Soiling my plants
by Nathan Rutz
(not) Making compost in the cold
It’s been a really dang cold winter here in Cleveland. It was 21.7 F on average in January and and 22.5 F in February according to the National Weather Service.
My piles of organic material have been frozen solid, doing just about nothing it seems.
I collect 5-12 gallons of coffee grounds from a nearby Starbucks and Pour Cleveland, a local pour-over coffee shop. Even though I am not a fan of Starbucks coffee or ubiquity, their grounds are much easier to deal with and the employees in downtown Cleveland are super friendly. Starbucks filters are big pieces of paper that are really well beat up by the time they give them to me – they’re nice and easy to chop up with my delightful Fokin Hoe.
Pour overs on the other hand are a total pain. The whole filter doesn’t get wet, there’s a MUCH higher paper to coffee ratio, and there are many more of them and they’re much smaller and more difficult to chop up.
I was really hoping to find some nicely composted material deep inside this pile, but even a foot in it’s all just cold coffee grounds. Dang cold!
Rabbit suggests that I get a soil test done so we can see if there are any real improvements in the soil as I go along with this permaculture scheme. The Cuyahoga County extension office suggested sending my sample to the U Mass Amherst soil lab, so I looked up their directions and followed them:
I stuck sticks around the back yard in locations as random as I could muster. I really have no idea if there are different soil zones in my yard. This is part of the observation phase of Permaculture I didn’t really do, so I’m pretending it’s all the same.
When I jammed my spade in about 6″ deep as prescribed, it was a really wonderful surprise to find worms in almost every shovel-full.
There were a few spots where I hit a rock. My next door neighbor tells me the driveway used to go all the way back to the end of the yard where there was a garage which was torn down probably 15 years ago. Hitting rocks didn’t always happen in this area, but did sometimes.
I bagged it up this morning and sent it off, asking for the soil organic matter test for an extra $5 and their amendment recommendations for mixed garden vegetables, blueberries, and trees and vines.
Permaculture for thousandaires!?
When I made my hugul beds I was stupid. I didn’t dig trenches for two of them, and the one I did dig a trench for was probably too shallow and small. When making a hugul bed next time I will consider the volume of soil I’ll potentially need to actually cover the surface of the hugul bed.

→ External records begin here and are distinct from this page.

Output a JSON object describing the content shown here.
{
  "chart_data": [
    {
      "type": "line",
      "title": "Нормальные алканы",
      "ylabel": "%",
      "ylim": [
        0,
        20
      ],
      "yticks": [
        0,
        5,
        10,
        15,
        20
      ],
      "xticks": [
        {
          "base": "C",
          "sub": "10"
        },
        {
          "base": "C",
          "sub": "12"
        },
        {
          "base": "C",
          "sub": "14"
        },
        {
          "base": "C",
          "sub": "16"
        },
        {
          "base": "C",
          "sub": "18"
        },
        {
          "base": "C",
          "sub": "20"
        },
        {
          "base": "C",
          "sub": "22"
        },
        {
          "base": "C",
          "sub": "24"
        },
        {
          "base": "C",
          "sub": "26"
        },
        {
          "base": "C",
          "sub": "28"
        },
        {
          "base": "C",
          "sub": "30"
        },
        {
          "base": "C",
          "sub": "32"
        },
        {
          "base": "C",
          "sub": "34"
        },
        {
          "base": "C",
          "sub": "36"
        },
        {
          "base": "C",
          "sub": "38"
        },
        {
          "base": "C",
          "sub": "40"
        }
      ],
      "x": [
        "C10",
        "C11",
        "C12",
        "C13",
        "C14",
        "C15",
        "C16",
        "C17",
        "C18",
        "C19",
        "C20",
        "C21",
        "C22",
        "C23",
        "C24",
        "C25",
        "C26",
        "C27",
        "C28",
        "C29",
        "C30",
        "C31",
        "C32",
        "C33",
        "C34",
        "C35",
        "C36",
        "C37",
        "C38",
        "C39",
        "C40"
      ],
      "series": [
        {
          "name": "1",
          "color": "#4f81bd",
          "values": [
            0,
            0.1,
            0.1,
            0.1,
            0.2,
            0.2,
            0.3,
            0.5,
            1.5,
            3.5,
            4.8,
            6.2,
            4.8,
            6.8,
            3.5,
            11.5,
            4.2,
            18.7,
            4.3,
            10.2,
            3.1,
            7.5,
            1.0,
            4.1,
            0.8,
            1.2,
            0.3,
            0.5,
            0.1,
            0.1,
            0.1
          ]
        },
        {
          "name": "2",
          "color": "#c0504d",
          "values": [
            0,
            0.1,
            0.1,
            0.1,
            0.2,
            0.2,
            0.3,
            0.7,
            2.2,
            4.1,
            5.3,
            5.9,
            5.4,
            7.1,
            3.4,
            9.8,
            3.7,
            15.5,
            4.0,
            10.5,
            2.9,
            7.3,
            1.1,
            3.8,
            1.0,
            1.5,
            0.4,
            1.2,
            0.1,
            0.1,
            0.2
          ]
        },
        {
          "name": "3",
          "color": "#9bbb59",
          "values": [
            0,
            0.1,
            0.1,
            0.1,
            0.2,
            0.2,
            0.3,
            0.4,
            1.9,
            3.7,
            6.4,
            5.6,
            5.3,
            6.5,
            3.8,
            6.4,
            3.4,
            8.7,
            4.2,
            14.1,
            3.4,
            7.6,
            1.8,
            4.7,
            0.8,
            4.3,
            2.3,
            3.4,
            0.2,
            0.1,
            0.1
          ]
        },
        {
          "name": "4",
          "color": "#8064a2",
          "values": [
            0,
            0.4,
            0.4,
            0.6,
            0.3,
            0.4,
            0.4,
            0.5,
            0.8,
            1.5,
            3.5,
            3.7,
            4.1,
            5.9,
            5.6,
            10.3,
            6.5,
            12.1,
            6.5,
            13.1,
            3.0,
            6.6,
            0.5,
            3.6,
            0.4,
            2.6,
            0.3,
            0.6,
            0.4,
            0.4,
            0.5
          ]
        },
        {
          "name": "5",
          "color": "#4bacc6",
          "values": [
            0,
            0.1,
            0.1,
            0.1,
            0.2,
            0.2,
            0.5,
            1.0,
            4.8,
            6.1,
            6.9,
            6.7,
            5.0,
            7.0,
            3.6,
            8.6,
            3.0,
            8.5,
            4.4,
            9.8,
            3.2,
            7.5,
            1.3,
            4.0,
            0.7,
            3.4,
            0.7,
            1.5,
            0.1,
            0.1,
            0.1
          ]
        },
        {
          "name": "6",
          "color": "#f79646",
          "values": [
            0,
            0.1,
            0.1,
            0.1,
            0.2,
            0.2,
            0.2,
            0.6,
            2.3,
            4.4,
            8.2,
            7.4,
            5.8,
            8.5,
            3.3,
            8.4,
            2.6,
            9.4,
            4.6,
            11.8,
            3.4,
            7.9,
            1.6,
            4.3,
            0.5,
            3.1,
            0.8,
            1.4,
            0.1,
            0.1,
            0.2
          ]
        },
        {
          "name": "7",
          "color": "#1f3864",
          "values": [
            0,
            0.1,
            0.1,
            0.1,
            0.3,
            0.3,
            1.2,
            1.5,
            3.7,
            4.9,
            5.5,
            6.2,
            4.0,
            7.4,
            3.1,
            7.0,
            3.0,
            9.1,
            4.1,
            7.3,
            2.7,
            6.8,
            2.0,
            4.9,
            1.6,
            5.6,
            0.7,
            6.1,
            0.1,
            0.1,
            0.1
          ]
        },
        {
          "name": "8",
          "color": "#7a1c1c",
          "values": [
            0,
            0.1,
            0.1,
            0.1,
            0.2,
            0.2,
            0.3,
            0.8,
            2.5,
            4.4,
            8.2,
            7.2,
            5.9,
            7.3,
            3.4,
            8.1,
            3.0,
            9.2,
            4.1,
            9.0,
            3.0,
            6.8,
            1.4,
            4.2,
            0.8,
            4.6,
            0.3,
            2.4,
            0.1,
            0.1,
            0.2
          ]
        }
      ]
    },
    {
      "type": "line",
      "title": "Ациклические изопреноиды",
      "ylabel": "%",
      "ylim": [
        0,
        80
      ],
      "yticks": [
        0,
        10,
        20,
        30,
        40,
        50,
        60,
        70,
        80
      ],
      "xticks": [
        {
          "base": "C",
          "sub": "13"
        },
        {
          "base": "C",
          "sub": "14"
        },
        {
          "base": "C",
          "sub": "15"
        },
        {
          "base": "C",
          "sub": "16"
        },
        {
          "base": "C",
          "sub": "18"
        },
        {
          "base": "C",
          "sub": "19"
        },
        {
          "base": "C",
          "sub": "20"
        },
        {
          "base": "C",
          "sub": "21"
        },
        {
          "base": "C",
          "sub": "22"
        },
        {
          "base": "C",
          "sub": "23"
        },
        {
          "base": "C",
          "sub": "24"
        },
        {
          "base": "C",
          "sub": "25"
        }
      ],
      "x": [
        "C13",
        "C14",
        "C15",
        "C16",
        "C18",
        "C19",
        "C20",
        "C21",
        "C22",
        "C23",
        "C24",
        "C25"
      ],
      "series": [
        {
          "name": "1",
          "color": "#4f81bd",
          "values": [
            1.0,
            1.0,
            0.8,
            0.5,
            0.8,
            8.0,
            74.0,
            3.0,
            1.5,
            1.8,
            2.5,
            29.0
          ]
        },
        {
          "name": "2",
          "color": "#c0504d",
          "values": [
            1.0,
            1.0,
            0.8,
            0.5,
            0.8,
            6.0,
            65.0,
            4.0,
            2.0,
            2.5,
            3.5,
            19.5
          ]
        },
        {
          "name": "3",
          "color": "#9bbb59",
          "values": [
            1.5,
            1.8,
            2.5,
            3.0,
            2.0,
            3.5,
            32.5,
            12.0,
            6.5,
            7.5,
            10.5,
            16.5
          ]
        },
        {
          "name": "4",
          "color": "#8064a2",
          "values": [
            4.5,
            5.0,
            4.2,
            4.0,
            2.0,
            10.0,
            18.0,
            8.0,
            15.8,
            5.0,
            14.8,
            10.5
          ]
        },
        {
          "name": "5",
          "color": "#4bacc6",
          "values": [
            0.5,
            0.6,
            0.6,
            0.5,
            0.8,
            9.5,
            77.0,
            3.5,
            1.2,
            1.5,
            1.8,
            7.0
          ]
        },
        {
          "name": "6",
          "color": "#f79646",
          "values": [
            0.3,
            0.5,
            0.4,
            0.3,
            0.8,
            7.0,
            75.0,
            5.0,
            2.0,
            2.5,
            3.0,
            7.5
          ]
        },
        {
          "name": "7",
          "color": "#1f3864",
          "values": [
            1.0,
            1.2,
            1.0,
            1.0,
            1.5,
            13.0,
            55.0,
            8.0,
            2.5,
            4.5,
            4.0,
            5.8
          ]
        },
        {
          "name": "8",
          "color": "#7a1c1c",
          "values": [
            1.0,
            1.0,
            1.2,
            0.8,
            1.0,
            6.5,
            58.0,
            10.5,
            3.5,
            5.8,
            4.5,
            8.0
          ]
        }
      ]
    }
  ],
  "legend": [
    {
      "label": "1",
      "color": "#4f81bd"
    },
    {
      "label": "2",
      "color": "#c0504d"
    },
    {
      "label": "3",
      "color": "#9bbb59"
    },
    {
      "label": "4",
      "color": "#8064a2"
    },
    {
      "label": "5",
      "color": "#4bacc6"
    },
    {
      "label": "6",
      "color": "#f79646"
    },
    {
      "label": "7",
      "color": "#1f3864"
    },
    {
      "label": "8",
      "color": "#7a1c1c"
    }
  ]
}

Imagining that I want 6″ of coverage over the entire thing it seems I would need
5.7(diagonal)*15(length)*.5(half a foot deep)*2(both big sides) + 3.5(half base)*4.5(height)*.5(half a foot deep)*2(both short sides) = 101.25 cubic feet of soil = 3.74 cubic yards of soil
This would mean I’d need to dig about a foot deep over the whole area of the bed to have enough soil (15’*7’*1’=105 cubic feet).
I have three beds about this size. The material I dug out for one of them is mixed with my earlier compost pile which, despite my turning, is not really ready. I need about (3.74*3) 11.25 cubic yards of soil. Kurtz Brothers, a local composting company sells “all-purpose top soil” for $26/cubic yard + $58 delivery fee which with tax comes out to about $375.
Should I move the beds and dig? Shell out the big bucks for soil? Dig somewhere else?